Finance companies will also be required to publish these elements that apply to:
- their outstanding amounts (investment companies),
- their balance sheet (credit organizations),
- or an underwriting portfolio (insurance companies).
Moreover, you should know that the latest delegated act proposes to extend the scope of the obliged entities to all listed enterprises of public interest and SMEs. The NFRD will become the CSRD (Corporate Sustainability Reporting Directive) and will increase the number of companies covered by 50,000. Finally, financial products covered by the SFDDR (Sustainable Financial Development Disclosure Regulation) will be subject to specific reporting, depending on the article to which they belong (6, 8 or 9).
What areas of activity are part of the European taxonomy?
Not all types of activities are intended to be part of the green taxonomy. Remember that the purpose of this benchmark is to direct investments to those that have a positive impact on the climate and/or the environment. That is, those that meet at least 1 of the 6 environmental goals outlined above.

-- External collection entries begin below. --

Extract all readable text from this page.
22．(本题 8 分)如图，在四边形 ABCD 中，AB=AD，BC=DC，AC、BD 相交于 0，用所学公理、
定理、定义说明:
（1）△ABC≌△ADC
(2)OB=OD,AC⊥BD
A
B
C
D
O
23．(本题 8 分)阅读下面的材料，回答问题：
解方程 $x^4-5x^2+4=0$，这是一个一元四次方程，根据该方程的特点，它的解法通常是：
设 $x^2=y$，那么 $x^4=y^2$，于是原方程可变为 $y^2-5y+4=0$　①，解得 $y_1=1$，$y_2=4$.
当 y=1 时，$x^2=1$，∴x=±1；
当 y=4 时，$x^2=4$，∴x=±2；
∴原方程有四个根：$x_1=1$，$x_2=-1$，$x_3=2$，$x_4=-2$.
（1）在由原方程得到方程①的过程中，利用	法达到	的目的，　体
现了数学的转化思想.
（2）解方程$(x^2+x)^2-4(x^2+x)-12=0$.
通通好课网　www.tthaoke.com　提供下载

Regarding climate change mitigation and adaptation, the taxonomy has already assessed 88 activities belonging to the most emitting sectors (including construction). These activities are divided into 3 categories:
- “Sustainable” activity. That is, a neutral or low-carbon activity that meets the thresholds defined in the taxonomy.
- “Transitional” activities for which there is not yet an economically or technologically viable low-carbon alternative, but which can contribute to the transition to a “zero emissions” economy by 2050. Today, the taxonomy identifies 21 transitional types of activity. Reconstruction of buildings is one of them.
- “Enabling” activities that allow activities other than themselves to contribute to one of the six environmental goals (eg, a company specializing in geoenergy). The taxonomy defines 24 types of activities.
European taxonomy and real estate
The Climate Change Delegated Act, adopted in April 2021, applies from 1 January 2022. In particular, it specifies the technical examination criteria for 4 types of activities in the real estate sector:
- construction of new buildings,
- renovation of existing buildings,
- individual reconstruction measures
- and acquisition and ownership of buildings.
Thus, the act defines as “permanent” so construction after 1 January 2021 should represent a primary energy demand at least 10% below the threshold set by the current regulations. In addition, a renovated building can have improved energy performance (expressed as primary energy) by 30%. And a building in operation, built by 2021, in accordance with the BACS regulation, and which may feature a Class A Energy Performance Diagnostic (EPD) expressed as primary energy or failing to do so, being in the top 15% of the national or regional building stock in terms of primary energy consumption.
Thus, in addition to the EPD (Energy Performance Diagnosis) rating and obtained as part of the Eco scheme, European buildings will have, from 2022, a third regulatory “green” rating.
Aside from the legitimate debate surrounding the definition of what a “green” real estate asset should be, one thing is certain: the right trajectory is sustainability. The less the building consumes, the greener it is.